We say that we believe in the baptism of disciples alone. Yet, in practice, too many Baptist churches have been far too indiscriminate in who they baptize (as I have argued for years). By God's grace, there seems to be some winds of change in the air at just this point. More and more pastors are talking about church discipline. More and more of our denominational leaders are joining that conversation. From what I can tell, there is a growing movement of churches who are trying to rediscover and reinstituted discipline in their bodies. This is a wonderful development, but it will inevitably result in the short term in a drop in our baptism statistics.

If Southern Baptists are baptizing fewer false converts, that is a good thing and we should rejoice over it. Do not misconstrue my meaning. I am not saying that we should ever be content to see few people converted and being baptized. Though the Lord may take us through seasons of when that is the case, we should never be satisfied that it should be so. Such seasons should cause us to weep and pray and witness more diligently out of a burden to see Christ honored as Lord in the lives of more people. May that kind of passion take root and grow in all of us who love Jesus Christ.
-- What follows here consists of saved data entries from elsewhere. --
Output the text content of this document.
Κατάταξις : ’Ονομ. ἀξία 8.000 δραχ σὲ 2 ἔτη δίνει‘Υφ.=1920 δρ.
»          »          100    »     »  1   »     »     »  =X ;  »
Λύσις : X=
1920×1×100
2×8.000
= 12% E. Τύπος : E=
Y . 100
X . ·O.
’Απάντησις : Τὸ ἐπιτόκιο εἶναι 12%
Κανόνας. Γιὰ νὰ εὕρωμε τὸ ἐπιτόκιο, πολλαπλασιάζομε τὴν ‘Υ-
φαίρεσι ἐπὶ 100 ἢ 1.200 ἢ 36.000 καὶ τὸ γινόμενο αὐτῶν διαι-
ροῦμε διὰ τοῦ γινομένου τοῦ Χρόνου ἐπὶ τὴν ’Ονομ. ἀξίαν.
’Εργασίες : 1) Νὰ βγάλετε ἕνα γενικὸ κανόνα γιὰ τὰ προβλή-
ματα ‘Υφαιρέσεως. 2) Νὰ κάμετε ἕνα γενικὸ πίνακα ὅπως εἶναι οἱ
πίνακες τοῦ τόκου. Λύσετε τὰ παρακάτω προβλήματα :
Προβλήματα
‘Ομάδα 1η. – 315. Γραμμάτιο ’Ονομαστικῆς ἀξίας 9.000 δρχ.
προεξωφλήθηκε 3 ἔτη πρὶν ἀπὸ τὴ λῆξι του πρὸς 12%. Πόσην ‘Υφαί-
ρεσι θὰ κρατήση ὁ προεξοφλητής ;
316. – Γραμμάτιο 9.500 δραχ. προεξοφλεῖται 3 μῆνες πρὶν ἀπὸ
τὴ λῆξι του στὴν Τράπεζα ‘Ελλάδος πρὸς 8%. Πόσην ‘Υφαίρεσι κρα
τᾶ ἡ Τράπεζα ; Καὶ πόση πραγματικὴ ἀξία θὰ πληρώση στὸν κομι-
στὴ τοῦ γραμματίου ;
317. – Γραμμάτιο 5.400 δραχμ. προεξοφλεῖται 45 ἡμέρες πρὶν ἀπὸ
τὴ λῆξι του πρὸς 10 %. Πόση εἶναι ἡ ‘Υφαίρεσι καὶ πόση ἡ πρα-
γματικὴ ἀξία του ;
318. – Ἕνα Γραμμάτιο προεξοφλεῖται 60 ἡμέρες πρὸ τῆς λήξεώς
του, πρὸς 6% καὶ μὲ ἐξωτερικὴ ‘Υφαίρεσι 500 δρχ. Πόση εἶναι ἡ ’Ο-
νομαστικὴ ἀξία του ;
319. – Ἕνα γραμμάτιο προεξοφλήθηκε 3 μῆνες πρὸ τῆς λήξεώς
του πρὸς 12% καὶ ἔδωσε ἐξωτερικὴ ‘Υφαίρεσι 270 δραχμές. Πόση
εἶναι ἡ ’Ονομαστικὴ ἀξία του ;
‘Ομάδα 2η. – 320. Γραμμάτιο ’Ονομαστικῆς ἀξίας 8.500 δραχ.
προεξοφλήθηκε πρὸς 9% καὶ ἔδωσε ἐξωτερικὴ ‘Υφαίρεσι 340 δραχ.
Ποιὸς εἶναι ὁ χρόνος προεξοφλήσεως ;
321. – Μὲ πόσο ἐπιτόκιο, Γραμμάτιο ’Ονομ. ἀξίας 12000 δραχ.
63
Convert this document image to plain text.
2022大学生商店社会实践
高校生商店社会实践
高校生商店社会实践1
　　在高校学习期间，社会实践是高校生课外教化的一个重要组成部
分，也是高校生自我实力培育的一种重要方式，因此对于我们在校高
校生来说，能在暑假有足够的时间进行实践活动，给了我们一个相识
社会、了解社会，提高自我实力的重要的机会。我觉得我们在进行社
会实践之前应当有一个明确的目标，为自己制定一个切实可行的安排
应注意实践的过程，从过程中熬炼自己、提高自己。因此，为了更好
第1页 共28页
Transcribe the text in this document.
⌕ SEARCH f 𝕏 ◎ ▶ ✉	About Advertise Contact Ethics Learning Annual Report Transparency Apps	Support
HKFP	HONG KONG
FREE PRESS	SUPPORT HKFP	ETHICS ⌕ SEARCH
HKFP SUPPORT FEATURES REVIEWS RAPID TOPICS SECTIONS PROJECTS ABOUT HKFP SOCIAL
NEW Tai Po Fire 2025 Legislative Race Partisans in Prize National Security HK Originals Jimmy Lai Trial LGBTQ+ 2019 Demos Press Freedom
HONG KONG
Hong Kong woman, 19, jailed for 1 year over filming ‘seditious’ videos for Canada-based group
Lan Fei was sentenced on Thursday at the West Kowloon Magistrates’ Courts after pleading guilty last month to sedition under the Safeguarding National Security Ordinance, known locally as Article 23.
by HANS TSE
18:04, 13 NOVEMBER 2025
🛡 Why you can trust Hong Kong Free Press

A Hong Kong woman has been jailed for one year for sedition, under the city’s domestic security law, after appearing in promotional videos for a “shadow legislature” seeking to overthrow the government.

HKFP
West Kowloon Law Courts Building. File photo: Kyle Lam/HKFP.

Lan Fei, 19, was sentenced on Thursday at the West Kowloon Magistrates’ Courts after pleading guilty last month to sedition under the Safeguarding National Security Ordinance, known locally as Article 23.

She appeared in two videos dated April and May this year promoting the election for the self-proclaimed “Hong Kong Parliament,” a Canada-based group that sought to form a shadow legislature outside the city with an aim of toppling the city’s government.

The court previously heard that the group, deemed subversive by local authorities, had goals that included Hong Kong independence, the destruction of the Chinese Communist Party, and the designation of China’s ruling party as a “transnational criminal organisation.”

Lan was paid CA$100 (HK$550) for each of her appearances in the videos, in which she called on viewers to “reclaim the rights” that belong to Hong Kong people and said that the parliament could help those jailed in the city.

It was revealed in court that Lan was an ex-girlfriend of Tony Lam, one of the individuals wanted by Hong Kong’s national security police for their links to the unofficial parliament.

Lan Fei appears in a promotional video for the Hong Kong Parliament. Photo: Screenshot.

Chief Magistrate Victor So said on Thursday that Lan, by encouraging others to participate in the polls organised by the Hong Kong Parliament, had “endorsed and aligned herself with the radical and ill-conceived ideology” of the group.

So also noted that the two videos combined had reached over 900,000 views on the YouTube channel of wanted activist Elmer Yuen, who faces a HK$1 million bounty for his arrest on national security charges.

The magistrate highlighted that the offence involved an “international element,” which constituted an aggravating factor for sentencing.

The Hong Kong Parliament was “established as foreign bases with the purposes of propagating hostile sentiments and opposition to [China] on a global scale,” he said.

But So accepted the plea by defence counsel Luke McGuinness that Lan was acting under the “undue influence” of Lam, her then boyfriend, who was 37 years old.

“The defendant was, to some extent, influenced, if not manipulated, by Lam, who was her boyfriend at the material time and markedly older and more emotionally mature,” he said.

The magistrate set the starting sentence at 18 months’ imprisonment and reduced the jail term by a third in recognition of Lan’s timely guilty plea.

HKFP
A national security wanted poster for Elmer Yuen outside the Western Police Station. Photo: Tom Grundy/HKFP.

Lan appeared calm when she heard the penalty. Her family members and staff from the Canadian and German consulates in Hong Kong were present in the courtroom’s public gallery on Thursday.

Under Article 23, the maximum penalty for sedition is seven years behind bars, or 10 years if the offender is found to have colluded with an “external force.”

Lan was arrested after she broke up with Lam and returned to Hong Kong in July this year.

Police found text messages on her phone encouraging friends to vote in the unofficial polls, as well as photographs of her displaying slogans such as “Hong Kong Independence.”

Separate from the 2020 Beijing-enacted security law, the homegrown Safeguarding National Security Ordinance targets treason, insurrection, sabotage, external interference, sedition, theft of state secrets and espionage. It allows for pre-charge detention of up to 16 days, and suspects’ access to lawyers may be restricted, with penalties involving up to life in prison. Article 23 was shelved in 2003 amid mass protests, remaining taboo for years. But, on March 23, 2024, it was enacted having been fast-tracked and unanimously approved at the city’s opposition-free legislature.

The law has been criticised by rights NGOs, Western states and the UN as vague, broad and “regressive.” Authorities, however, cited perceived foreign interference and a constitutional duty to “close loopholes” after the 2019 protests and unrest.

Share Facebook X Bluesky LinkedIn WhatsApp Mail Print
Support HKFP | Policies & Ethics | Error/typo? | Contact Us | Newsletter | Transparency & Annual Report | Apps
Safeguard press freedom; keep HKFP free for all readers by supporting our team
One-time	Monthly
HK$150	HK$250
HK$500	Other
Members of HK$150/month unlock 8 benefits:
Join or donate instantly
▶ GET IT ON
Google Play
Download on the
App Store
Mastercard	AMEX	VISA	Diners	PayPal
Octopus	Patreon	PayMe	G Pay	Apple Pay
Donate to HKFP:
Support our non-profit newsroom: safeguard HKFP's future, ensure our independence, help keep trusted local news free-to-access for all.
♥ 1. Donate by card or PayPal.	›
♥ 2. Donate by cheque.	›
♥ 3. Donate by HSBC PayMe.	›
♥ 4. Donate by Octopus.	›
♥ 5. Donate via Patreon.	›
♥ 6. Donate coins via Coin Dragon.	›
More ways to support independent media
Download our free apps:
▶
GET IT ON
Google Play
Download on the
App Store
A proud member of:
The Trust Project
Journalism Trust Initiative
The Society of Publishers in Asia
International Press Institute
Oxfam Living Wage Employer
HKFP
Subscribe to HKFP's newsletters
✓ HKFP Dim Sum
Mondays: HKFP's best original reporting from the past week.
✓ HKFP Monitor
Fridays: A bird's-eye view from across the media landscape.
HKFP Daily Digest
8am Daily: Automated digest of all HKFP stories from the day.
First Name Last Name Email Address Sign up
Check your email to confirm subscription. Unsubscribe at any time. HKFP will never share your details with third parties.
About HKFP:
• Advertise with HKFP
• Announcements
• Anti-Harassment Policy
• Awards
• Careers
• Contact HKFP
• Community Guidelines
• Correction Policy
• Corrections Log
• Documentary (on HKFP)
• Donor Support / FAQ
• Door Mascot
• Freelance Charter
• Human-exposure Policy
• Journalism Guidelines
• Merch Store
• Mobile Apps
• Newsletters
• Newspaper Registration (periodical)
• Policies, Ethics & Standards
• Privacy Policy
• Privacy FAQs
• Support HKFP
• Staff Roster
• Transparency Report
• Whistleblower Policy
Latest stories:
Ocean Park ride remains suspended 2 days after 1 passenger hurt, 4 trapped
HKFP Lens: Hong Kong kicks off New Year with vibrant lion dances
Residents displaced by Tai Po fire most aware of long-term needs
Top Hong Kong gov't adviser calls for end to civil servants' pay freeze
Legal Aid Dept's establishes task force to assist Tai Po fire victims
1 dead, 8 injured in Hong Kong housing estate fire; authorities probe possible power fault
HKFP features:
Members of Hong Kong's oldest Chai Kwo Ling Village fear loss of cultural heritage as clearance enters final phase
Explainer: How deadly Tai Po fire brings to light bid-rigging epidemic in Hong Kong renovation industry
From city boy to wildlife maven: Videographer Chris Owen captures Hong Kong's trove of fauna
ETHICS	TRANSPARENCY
And may that same passion for the glory and honor of our Lord prevent us from baptizing anyone simply because he or she has given intellectual assent to a few facts and has agreed to be dunked in front of a bunch of people. If this kind of commitment causes our baptism statistics to decline because our theology and practice of baptism has improved, then rejoice. It will not mean that fewer people are being converted, but that fewer false converts are getting wet.

34 comments:

C.T. Lillies said...

fewer false converts are getting wet.

*chuckle

We can hope thats whats going on with that statistic. I'm pretty sure its going to turn out that its the more reformed folks fault though.

Josh
"...the word of God is not bound."
--2 Timothy 2:9

pastorjchris said...

Does the SBC have any way to measure the percentage of those who remain active in church one year after being baptized? Does anyone in SB leadership ask that kind of question? Or are they just concerned about the number being dunked?

It seems that baptism is being equated with salvation in our convention (per the Campbellite tradition); and that it has become the anchor of hope for eternal security - "once baptized, always saved."

Personally, when I baptize someone, I do so with a degree of fear and trembling as I stand before holy God and his church to declare that I affirm the authenticity of the baptismal candidate's profession of faith.

Tom, in a related matter, what do you look for as evidence of regeneration?

Jared said...

Tom,
I look forward to the day when the Southern Baptist Convention stops emphasizing something no man can produce. We constantly hear about baptism #s, and salvation #s, which, in reality, no man has the power to produce. We keep emphasizing these numbers, and all it does is encourage pastors to try and produce these things. The way the world is going to be won isn't by emphasizing the things which we're not responsible for, but by emphasizing that which God has entrusted us with. We've been entrusted with the Gospel, NOT THE SALVATION OF SOULS; we've been entrusted with teaching the truth, NOT THE BAPTISM OF SOULS; the reality is that if we do these 2 things diligently and lovingly as God would have us to, then HE WILL SAVE and bring about the BAPTISM of souls... and also the DISCIPLES. We must bust our bottoms to lovingly get the Gospel out, and to lovingly pursue and disciple those who respond!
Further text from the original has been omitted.